West Nile Fever Outbreak Linked to Increased Urbanization and Warmer Winters
By HospiMedica International staff writers
Posted on 30 Jul 2013
A study of the recent outbreak of West Nile Fever (WFN) in the US state of Texas linked resurgence in cases of the disease to increased urbanization combined with warmer winters.Posted on 30 Jul 2013
WNF, which occurs in 20% of those bitten by infected mosquitoes, is a febrile syndrome that causes flu-like symptoms. Most characterizations of WNF generally describe it as a mild, acute syndrome lasting three to six days after symptom onset. In addition to a high fever, the disease presents with headache, chills, excessive sweating, weakness, fatigue, swollen lymph nodes, drowsiness, pain in the joints and flu-like symptoms. Gastrointestinal symptoms that may occur include nausea, vomiting, loss of appetite, and diarrhea. Less than one-third of patients develop a rash.

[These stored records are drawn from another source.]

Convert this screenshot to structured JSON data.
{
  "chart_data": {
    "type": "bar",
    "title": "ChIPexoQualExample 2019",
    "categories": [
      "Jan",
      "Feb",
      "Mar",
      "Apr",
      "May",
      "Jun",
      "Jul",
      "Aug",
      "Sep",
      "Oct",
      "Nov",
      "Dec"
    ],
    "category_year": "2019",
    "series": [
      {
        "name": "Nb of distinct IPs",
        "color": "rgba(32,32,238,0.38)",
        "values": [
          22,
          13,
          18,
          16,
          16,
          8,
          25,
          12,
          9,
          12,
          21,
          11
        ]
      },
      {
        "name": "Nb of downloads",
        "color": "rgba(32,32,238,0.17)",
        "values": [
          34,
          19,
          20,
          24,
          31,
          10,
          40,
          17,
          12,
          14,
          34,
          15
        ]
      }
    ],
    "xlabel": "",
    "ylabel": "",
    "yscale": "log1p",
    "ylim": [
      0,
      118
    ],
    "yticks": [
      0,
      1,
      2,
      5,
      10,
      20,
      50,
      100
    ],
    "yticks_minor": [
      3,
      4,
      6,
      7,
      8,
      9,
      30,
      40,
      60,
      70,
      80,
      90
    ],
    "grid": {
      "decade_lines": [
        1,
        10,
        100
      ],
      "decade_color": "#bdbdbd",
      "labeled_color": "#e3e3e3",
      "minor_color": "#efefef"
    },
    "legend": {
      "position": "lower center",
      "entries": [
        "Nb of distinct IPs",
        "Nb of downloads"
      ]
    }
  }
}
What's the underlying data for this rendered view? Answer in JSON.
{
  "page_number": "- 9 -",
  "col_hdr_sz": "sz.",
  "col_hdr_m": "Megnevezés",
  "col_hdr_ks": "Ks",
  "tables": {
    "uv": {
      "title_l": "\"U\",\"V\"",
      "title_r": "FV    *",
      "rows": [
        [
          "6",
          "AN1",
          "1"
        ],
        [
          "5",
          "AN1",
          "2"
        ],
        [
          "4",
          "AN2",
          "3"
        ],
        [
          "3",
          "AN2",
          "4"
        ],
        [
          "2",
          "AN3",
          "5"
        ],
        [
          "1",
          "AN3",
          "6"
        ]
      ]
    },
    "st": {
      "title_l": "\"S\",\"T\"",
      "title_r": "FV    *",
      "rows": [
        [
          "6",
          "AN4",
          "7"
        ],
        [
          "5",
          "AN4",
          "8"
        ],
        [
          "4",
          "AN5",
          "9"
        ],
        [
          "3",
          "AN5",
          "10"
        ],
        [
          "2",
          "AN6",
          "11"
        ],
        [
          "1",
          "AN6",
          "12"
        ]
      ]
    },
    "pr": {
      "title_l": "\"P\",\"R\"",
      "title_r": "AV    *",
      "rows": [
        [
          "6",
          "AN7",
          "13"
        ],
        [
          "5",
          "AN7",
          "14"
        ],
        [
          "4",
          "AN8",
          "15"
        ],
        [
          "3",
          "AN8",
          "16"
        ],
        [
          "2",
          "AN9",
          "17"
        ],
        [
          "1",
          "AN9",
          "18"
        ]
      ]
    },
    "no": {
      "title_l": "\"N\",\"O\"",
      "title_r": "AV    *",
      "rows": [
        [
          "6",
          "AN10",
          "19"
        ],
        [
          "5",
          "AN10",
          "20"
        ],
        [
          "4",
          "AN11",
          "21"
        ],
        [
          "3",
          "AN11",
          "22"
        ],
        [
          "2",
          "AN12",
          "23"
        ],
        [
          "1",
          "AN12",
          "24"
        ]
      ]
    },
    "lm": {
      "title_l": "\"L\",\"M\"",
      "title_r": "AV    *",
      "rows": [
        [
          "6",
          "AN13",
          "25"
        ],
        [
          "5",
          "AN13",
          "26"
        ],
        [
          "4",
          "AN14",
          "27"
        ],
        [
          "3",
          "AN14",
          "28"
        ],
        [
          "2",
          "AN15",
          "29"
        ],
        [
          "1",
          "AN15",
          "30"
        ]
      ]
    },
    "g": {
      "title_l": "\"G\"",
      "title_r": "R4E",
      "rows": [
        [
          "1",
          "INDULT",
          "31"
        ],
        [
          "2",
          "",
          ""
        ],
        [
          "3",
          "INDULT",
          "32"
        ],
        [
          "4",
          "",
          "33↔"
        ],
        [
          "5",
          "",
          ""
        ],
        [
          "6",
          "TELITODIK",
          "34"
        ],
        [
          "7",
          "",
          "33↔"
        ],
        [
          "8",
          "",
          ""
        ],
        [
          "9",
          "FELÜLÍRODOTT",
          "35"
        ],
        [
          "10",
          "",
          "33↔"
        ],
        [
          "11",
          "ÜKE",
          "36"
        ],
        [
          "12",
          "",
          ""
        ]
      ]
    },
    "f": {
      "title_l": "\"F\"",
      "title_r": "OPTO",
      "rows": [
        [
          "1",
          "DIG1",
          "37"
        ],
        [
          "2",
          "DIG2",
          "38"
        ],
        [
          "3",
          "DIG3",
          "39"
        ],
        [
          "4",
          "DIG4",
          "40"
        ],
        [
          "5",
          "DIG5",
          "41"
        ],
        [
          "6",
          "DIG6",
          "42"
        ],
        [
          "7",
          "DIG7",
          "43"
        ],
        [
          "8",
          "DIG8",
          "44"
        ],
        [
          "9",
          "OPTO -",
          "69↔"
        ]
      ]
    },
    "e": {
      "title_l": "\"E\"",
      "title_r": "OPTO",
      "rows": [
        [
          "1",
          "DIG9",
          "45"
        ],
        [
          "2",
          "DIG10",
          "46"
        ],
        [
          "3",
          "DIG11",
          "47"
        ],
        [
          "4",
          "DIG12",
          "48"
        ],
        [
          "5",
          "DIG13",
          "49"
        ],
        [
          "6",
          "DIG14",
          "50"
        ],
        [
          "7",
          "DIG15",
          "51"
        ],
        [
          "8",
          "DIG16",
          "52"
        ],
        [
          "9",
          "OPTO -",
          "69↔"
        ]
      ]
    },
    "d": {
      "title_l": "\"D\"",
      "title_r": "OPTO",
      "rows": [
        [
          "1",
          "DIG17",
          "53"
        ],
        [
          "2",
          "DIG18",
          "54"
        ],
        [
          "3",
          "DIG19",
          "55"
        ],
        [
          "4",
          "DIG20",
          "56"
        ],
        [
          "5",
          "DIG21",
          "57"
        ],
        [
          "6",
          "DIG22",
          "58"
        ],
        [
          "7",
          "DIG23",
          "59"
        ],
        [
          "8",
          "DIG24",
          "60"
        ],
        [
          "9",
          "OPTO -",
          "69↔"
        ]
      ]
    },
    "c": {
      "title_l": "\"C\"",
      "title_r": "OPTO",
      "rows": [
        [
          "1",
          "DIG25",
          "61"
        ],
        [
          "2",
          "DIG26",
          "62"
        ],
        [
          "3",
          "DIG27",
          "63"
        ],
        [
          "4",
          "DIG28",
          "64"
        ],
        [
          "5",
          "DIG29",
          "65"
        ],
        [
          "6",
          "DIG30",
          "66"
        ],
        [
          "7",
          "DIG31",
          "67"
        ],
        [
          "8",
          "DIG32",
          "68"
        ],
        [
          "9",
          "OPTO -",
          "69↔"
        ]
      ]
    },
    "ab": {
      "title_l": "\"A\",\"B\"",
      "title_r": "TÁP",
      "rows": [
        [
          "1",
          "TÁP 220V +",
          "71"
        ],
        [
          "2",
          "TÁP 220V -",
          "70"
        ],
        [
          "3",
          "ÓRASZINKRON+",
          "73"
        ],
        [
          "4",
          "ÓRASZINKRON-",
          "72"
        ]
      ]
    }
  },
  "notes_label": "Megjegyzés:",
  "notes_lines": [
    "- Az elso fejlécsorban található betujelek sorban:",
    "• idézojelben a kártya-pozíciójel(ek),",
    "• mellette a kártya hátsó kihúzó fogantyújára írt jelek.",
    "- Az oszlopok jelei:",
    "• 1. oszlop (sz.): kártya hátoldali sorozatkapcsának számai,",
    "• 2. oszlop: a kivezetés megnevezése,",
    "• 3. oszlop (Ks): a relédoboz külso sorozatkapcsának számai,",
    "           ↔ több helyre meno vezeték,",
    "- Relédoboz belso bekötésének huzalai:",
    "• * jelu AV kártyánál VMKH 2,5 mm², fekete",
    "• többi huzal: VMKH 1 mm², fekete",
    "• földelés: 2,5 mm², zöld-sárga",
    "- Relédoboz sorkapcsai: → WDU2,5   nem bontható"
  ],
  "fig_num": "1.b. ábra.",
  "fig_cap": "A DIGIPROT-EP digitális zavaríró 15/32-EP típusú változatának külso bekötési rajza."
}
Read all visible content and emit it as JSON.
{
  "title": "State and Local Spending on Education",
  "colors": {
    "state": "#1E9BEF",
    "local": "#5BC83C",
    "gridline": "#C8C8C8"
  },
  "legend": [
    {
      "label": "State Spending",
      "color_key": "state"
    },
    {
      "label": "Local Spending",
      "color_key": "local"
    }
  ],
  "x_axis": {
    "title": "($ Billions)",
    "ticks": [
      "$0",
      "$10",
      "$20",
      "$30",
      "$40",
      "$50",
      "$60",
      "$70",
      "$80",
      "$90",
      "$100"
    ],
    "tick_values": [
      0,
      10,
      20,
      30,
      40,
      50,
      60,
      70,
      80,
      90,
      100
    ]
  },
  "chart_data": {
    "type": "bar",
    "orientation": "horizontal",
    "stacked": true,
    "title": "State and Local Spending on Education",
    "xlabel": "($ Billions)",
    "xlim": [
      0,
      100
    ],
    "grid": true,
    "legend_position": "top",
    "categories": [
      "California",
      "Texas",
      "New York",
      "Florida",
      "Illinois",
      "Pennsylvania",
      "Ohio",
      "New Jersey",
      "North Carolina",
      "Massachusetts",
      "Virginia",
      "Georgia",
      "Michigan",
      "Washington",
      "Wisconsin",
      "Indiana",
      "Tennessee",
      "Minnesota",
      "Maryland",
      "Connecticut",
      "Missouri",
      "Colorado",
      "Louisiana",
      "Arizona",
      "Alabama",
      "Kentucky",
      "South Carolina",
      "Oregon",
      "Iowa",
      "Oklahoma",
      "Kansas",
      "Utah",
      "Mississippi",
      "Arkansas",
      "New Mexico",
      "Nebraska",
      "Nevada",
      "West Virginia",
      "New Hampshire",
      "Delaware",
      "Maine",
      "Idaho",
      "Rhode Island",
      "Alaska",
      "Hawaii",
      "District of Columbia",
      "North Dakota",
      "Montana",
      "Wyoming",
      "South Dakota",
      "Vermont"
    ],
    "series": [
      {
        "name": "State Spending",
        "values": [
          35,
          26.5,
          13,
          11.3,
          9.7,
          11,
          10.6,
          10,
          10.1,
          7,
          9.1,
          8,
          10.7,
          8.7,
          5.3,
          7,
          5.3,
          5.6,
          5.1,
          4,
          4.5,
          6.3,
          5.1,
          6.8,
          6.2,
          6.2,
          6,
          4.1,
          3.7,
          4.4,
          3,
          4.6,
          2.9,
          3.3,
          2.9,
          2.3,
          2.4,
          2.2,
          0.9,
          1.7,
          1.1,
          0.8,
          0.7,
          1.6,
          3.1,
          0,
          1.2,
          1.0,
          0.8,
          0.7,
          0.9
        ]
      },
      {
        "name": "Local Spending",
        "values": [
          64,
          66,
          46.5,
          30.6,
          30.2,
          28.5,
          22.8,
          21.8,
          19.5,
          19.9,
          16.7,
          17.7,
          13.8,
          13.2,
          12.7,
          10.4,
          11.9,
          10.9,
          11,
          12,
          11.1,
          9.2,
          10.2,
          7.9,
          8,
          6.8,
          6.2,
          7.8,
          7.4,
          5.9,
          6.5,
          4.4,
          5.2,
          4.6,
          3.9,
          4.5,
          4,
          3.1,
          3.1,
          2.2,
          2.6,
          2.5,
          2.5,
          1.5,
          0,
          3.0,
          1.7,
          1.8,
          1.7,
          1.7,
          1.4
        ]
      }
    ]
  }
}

West Nile neuroinvasive disease (WNND), which is found in less than 1% of cases, occurs when the virus infects the central nervous system resulting in meningitis, encephalitis, meningoencephalitis, or a poliomyelitis-like syndrome. Many patients with WNND have normal neuroimaging studies, although abnormalities may be present in various cerebral areas including the basal ganglia, thalamus, cerebellum, and brainstem.
After declining over the previous five years, mosquito-borne West Nile virus infection, which had been introduced into the US in 1999, resurged in 2012 throughout the US, most substantially in Dallas County, Texas. Investigators at the University of Texas Southwestern Medical Center (Dallas, USA) analyzed the epidemiologic, meteorologic, and geospatial features of this outbreak to guide future prevention efforts.
The investigators identified 173 cases of WNND, 225 of West Nile fever, 17 West Nile virus–positive blood donors, and 19 deaths in 2012. Outbreaks of the virus in Dallas County began early after unusually warm winters, revisited similar geographical distributions, and were strongly predicted by the mosquito vector index. This index was calculated from the abundance of mosquitoes and the percentage of mosquitoes infected with West Nile virus.
“After the infecting mosquito bite, it takes a week for the first symptoms to develop, a week to see people turning up at hospitals, and a week for laboratory confirmation of the diagnosis and reporting to health officials,” said senior author Dr. Robert Haley, professor of internal medicine at the University of Texas Southwestern Medical Center. “That three-week time period is crucial. Acting early from the vector index rather than after human case reports and deaths mount up can nip an outbreak in the bud. However, if mosquito data are unavailable or a decision to intervene takes longer, later intervention may still be important to terminate the outbreak.”
“When the vector index goes above 0.5 early—in June or July—large numbers of people are silently infected, and this is the best time to intervene,” said Dr. Haley. “In years when the vector index did not rise until late July or August, impending outbreaks just sputtered – in late summer mosquito abundance declines, and mosquitoes become less active and stop biting as much.”
The study was published in the July 17, 2013, issue of the Journal of the American Medical Association.